Limonun o kendine has kokusu hiç burnuma gelmemişti.
Algılamadım..!
Ama alkolün o sert keskin buğusu burnumla genzimi yakmıştı.
Konuyu test için, oğlumun avcuna döküp koklattım. O kokuyu algılamıştı.
O an, kuşku aklımı kuşatıyordu tabi, ama yine kendime konduramıyordum.
O dakika en sevdiğim parfümüm aklıma geldi. Evet, onun kokusu keskindi. Belki kokusunu duyardım.
Telaşla yatak odama doğru koşturdum. Şifonyer üzerindeki parfümümü bilek içlerime sıktım.

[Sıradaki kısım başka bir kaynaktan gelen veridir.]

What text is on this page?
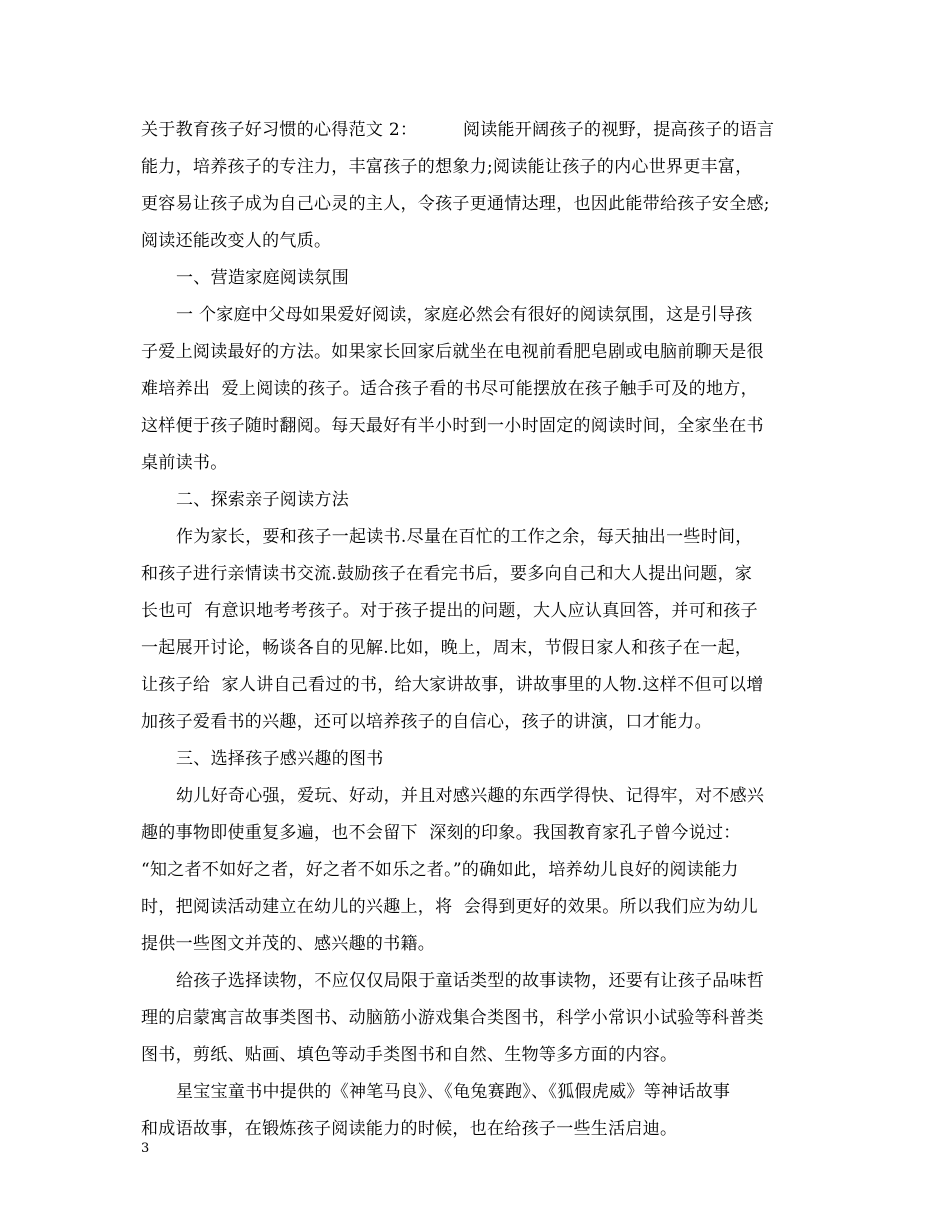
关于教育孩子好习惯的心得范文 2：        阅读能开阔孩子的视野，提高孩子的语言
能力，培养孩子的专注力，丰富孩子的想象力;阅读能让孩子的内心世界更丰富，
更容易让孩子成为自己心灵的主人，令孩子更通情达理，也因此能带给孩子安全感;
阅读还能改变人的气质。
一、营造家庭阅读氛围
一 个家庭中父母如果爱好阅读，家庭必然会有很好的阅读氛围，这是引导孩
子爱上阅读最好的方法。如果家长回家后就坐在电视前看肥皂剧或电脑前聊天是很
难培养出  爱上阅读的孩子。适合孩子看的书尽可能摆放在孩子触手可及的地方，
这样便于孩子随时翻阅。每天最好有半小时到一小时固定的阅读时间，全家坐在书
桌前读书。
二、探索亲子阅读方法
作为家长，要和孩子一起读书.尽量在百忙的工作之余，每天抽出一些时间，
和孩子进行亲情读书交流.鼓励孩子在看完书后，要多向自己和大人提出问题，家
长也可  有意识地考考孩子。对于孩子提出的问题，大人应认真回答，并可和孩子
一起展开讨论，畅谈各自的见解.比如，晚上，周末，节假日家人和孩子在一起，
让孩子给  家人讲自己看过的书，给大家讲故事，讲故事里的人物.这样不但可以增
加孩子爱看书的兴趣，还可以培养孩子的自信心，孩子的讲演，口才能力。
三、选择孩子感兴趣的图书
幼儿好奇心强，爱玩、好动，并且对感兴趣的东西学得快、记得牢，对不感兴
趣的事物即使重复多遍，也不会留下  深刻的印象。我国教育家孔子曾今说过：
“知之者不如好之者，好之者不如乐之者。”的确如此，培养幼儿良好的阅读能力
时，把阅读活动建立在幼儿的兴趣上，将  会得到更好的效果。所以我们应为幼儿
提供一些图文并茂的、感兴趣的书籍。
给孩子选择读物，不应仅仅局限于童话类型的故事读物，还要有让孩子品味哲
理的启蒙寓言故事类图书、动脑筋小游戏集合类图书，科学小常识小试验等科普类
图书，剪纸、贴画、填色等动手类图书和自然、生物等多方面的内容。
星宝宝童书中提供的《神笔马良》、《龟兔赛跑》、《狐假虎威》等神话故事
和成语故事，在锻炼孩子阅读能力的时候，也在给孩子一些生活启迪。
3
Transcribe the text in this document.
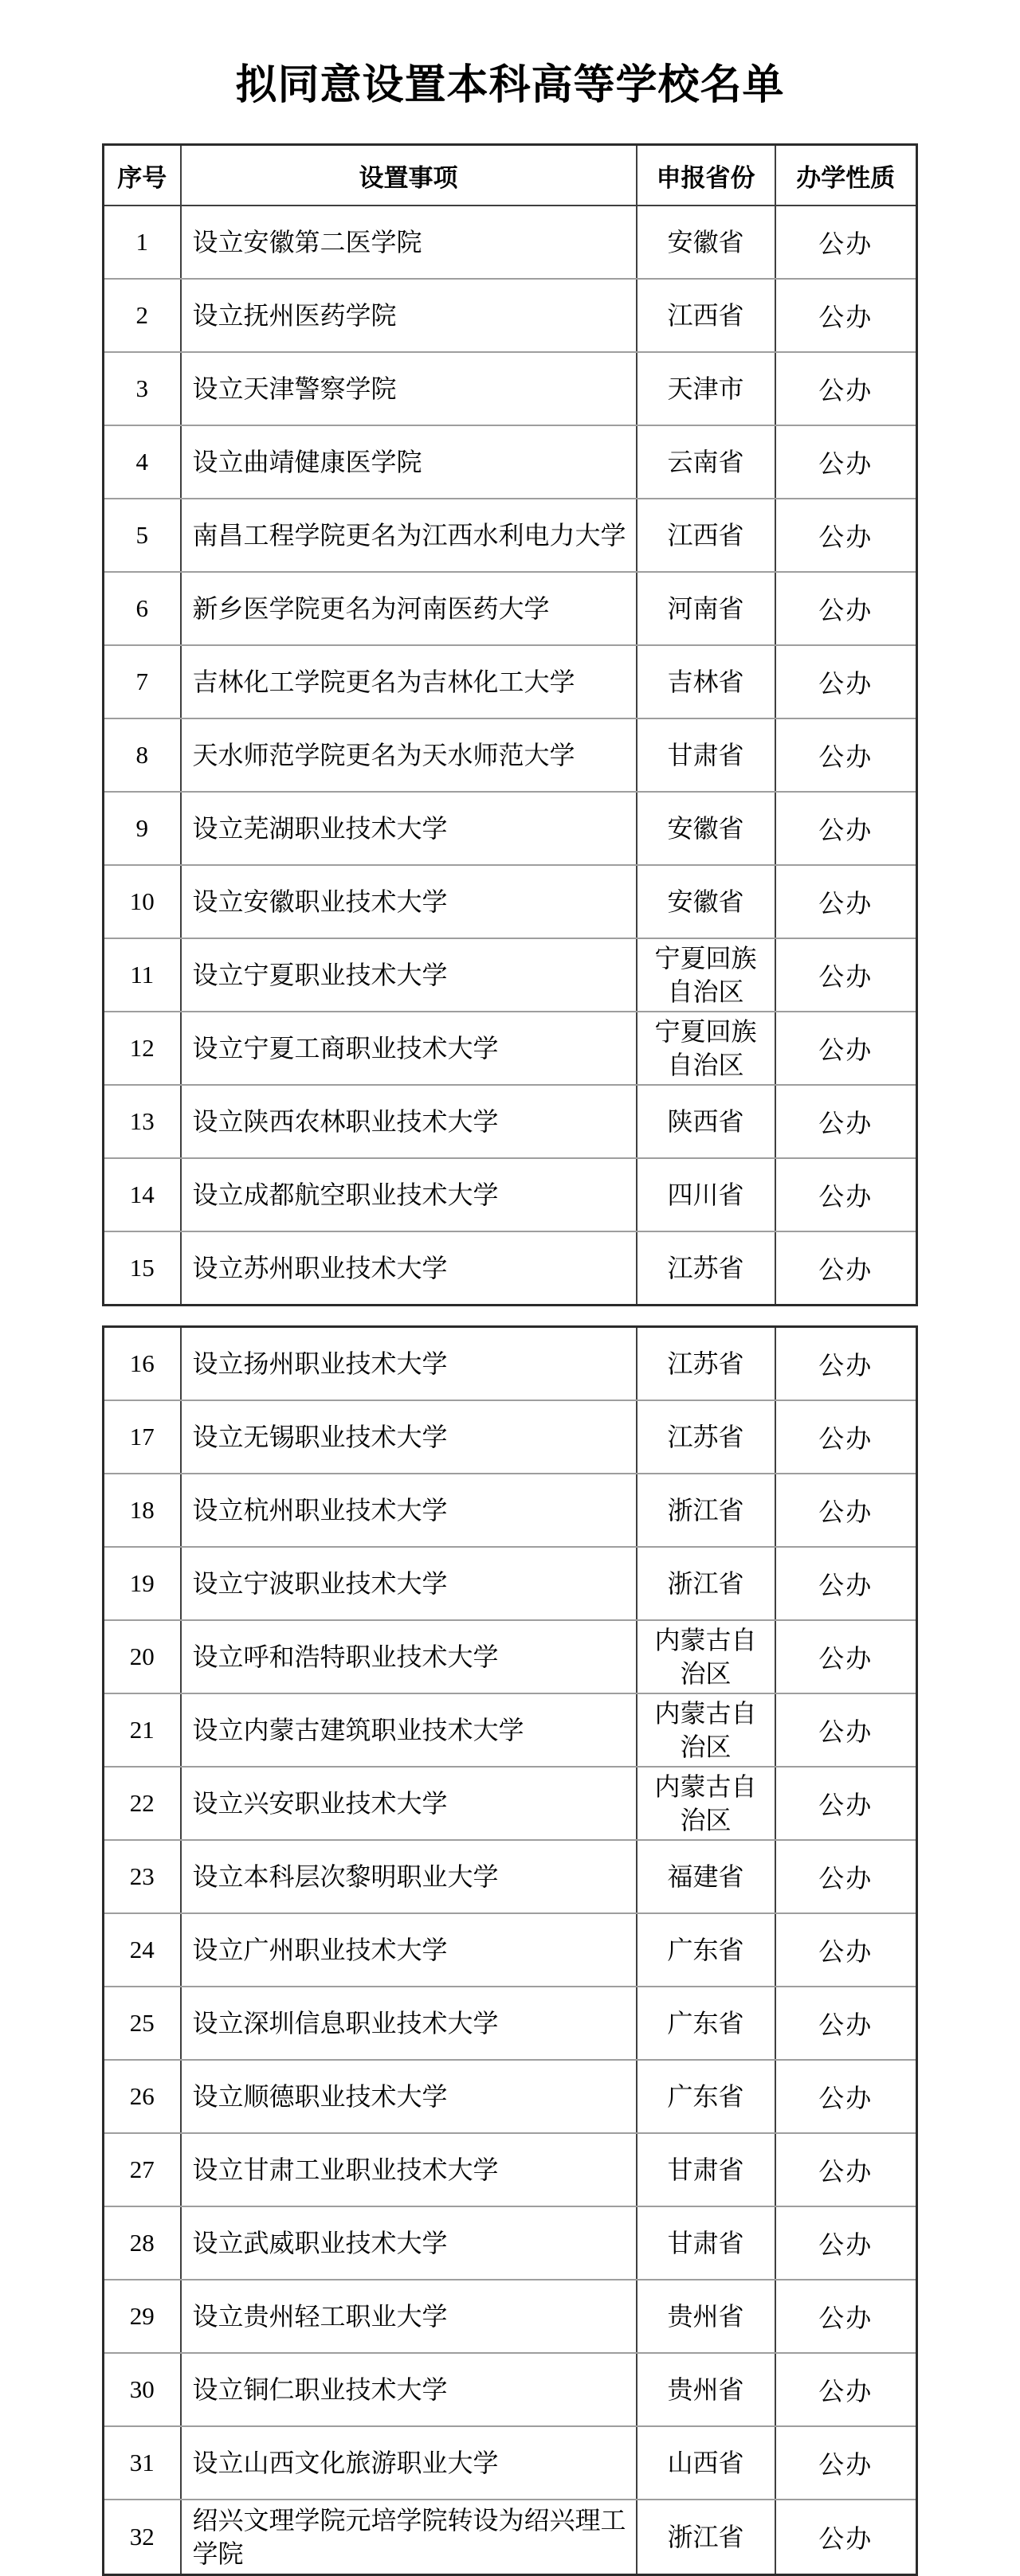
拟同意设置本科高等学校名单
序号	设置事项	申报省份	办学性质
1	设立安徽第二医学院	安徽省	公办
2	设立抚州医药学院	江西省	公办
3	设立天津警察学院	天津市	公办
4	设立曲靖健康医学院	云南省	公办
5	南昌工程学院更名为江西水利电力大学	江西省	公办
6	新乡医学院更名为河南医药大学	河南省	公办
7	吉林化工学院更名为吉林化工大学	吉林省	公办
8	天水师范学院更名为天水师范大学	甘肃省	公办
9	设立芜湖职业技术大学	安徽省	公办
10	设立安徽职业技术大学	安徽省	公办
11	设立宁夏职业技术大学	宁夏回族自治区	公办
12	设立宁夏工商职业技术大学	宁夏回族自治区	公办
13	设立陕西农林职业技术大学	陕西省	公办
14	设立成都航空职业技术大学	四川省	公办
15	设立苏州职业技术大学	江苏省	公办
16	设立扬州职业技术大学	江苏省	公办
17	设立无锡职业技术大学	江苏省	公办
18	设立杭州职业技术大学	浙江省	公办
19	设立宁波职业技术大学	浙江省	公办
20	设立呼和浩特职业技术大学	内蒙古自治区	公办
21	设立内蒙古建筑职业技术大学	内蒙古自治区	公办
22	设立兴安职业技术大学	内蒙古自治区	公办
23	设立本科层次黎明职业大学	福建省	公办
24	设立广州职业技术大学	广东省	公办
25	设立深圳信息职业技术大学	广东省	公办
26	设立顺德职业技术大学	广东省	公办
27	设立甘肃工业职业技术大学	甘肃省	公办
28	设立武威职业技术大学	甘肃省	公办
29	设立贵州轻工职业大学	贵州省	公办
30	设立铜仁职业技术大学	贵州省	公办
31	设立山西文化旅游职业大学	山西省	公办
32	绍兴文理学院元培学院转设为绍兴理工学院	浙江省	公办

Hayret, yine hiç koku almıyordum..!
“Acaba mı?”
Soru sol yanımı sıkıştırmaya başladı.
Oğluma koklattım bileğime sıktığım parfümü.
“Bu senin parfümün değil mi anne?”
Oğlum o kokuyu da alır almaz,
“tamam, bu ilk işaret…” dedim kendimce.
Bu durumu kabullendiğimde, o kötü konuğun bedenime konuk olabileceğini, düşündüm.
Yaşadığım ilçenin Pandemi Hastanesinde aktif çalışmakta olan meslektaşımı aradım.
Durumu anlattım.
“Bulgular o konuğun varlığını işaret ediyor ablam. Hemen hastaneye gel.” Dedi.
Ve gittik…
Boğaz ve burun içimden ucu pamuk sarılı, ince çubuklarla sıvı örneği alındı. Kan alınıp, akciğer tomografim çekildi.
Hastanedeki Pandemi Tedavi Ekibinin bana yazdığı reçeteyle eve gönderildim.
Evimde sabah akşam içeceğim baytar dozları ile yabancı konuğumuzu geçici ağırlayacağım.
Hayat bu işte.
Bazen kaçan oluruz, bazen de ebe…
Kovit-19 dünya adeta saklambaç oynuyor.
Devamlı ebe rolünü üstlenmiş.
“Önüm arkam, sağım solum sobe,” diyor.
Yakaladığını sobeliyor..!
Artık ACABA MI? Diye kaygılanmıyorum.
Çünkü, kimsenin kabul etmek istemediği kötü konuk, eşikten adımını atıp, beni de sobeledi!..
İlaçlarımı düzenli içip, dinlenip, bol sıvı, bitkisel sıcak içecekler içerek onu en kısa sürede onu yolcu etmeyi düşünüyorum.
Moralimi yüksek tutarak tabi…
İnşallah, en kısa sürede yolcu edeceğim bu kötü konuğu…
Tüm dünyaya ve yurdumuza sağlıklı günler diliyorum.